THE CHAIR of Shetland’s public protection committee has welcomed new legislation due to come into force next week in Scotland which will make all forms of physical punishment of children against the law.
This will include hitting, smacking, spanking and slapping.
Under current laws, parents may be prosecuted with assault if they physically punish or discipline their child, but they may be able to use the defence of ‘reasonable chastisement’ depending on the circumstances.
A new law on giving children equal protection from assault, however, will come into force on 7 November and it will remove the defence of ‘reasonable chastisement’.
This means that children will have the same legal protection from assault as adults.
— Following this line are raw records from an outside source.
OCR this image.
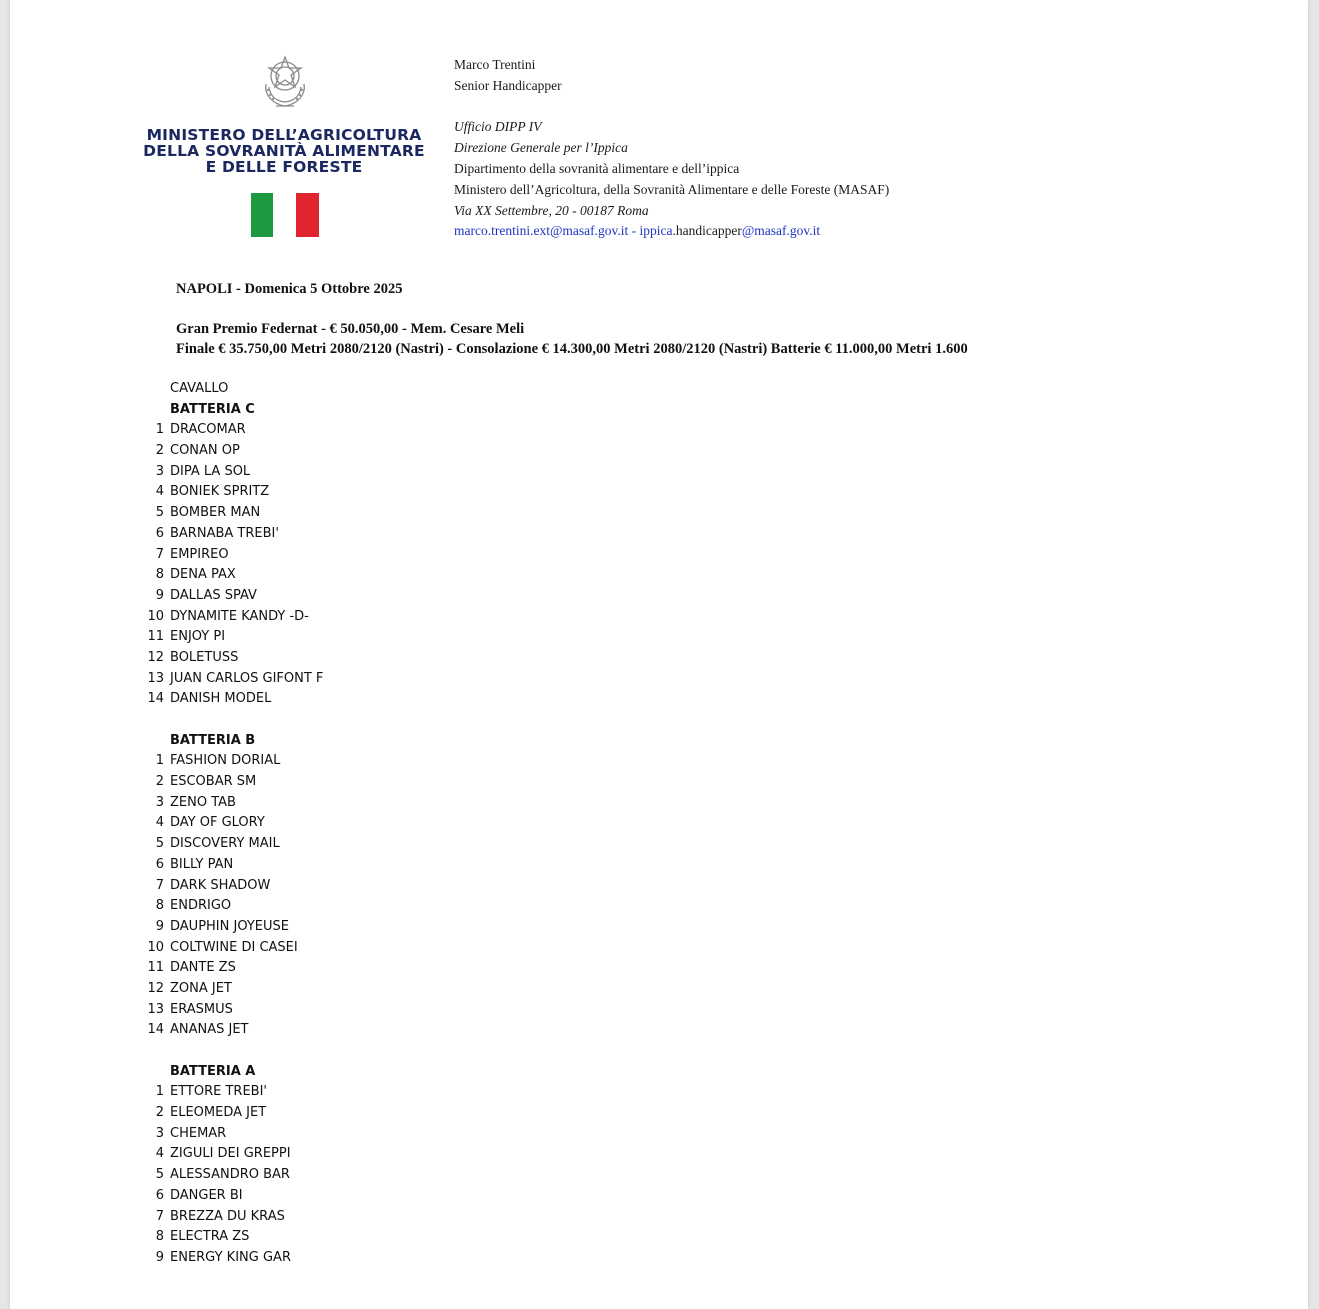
MINISTERO DELL’AGRICOLTURA
DELLA SOVRANITÀ ALIMENTARE
E DELLE FORESTE
Marco Trentini
Senior Handicapper
Ufficio DIPP IV
Direzione Generale per l’Ippica
Dipartimento della sovranità alimentare e dell’ippica
Ministero dell’Agricoltura, della Sovranità Alimentare e delle Foreste (MASAF)
Via XX Settembre, 20 - 00187 Roma
marco.trentini.ext@masaf.gov.it - ippica.handicapper@masaf.gov.it
NAPOLI - Domenica 5 Ottobre 2025
Gran Premio Federnat - € 50.050,00 - Mem. Cesare Meli
Finale € 35.750,00 Metri 2080/2120 (Nastri) - Consolazione € 14.300,00 Metri 2080/2120 (Nastri) Batterie € 11.000,00 Metri 1.600
CAVALLO
BATTERIA C
1 DRACOMAR
2 CONAN OP
3 DIPA LA SOL
4 BONIEK SPRITZ
5 BOMBER MAN
6 BARNABA TREBI'
7 EMPIREO
8 DENA PAX
9 DALLAS SPAV
10 DYNAMITE KANDY -D-
11 ENJOY PI
12 BOLETUSS
13 JUAN CARLOS GIFONT F
14 DANISH MODEL
BATTERIA B
1 FASHION DORIAL
2 ESCOBAR SM
3 ZENO TAB
4 DAY OF GLORY
5 DISCOVERY MAIL
6 BILLY PAN
7 DARK SHADOW
8 ENDRIGO
9 DAUPHIN JOYEUSE
10 COLTWINE DI CASEI
11 DANTE ZS
12 ZONA JET
13 ERASMUS
14 ANANAS JET
BATTERIA A
1 ETTORE TREBI'
2 ELEOMEDA JET
3 CHEMAR
4 ZIGULI DEI GREPPI
5 ALESSANDRO BAR
6 DANGER BI
7 BREZZA DU KRAS
8 ELECTRA ZS
9 ENERGY KING GAR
The act does not introduce a new offence – it removes a defence to the existing offence of assault.
Chair of the Shetland Public Protection Committee Tam Baillie said: “I welcome this important new legislation, which is a positive step forward for children’s rights in Scotland.
“The evidence clearly points to physical violence damaging children and it can lead to child abuse.
“Children now have the same right as adults not to be assaulted and Scotland is the first country in the UK to pass such legislation.
“The impact of legislation in other countries has been positive and these countries have usually seen a decrease in the use of physical violence against children and an increase in safety and protection.”
If you see someone physically punishing their child you can call the police on 101 if you think a crime has been committed.
People can also contact their local council if they are concerned about harm to a child from physical punishment.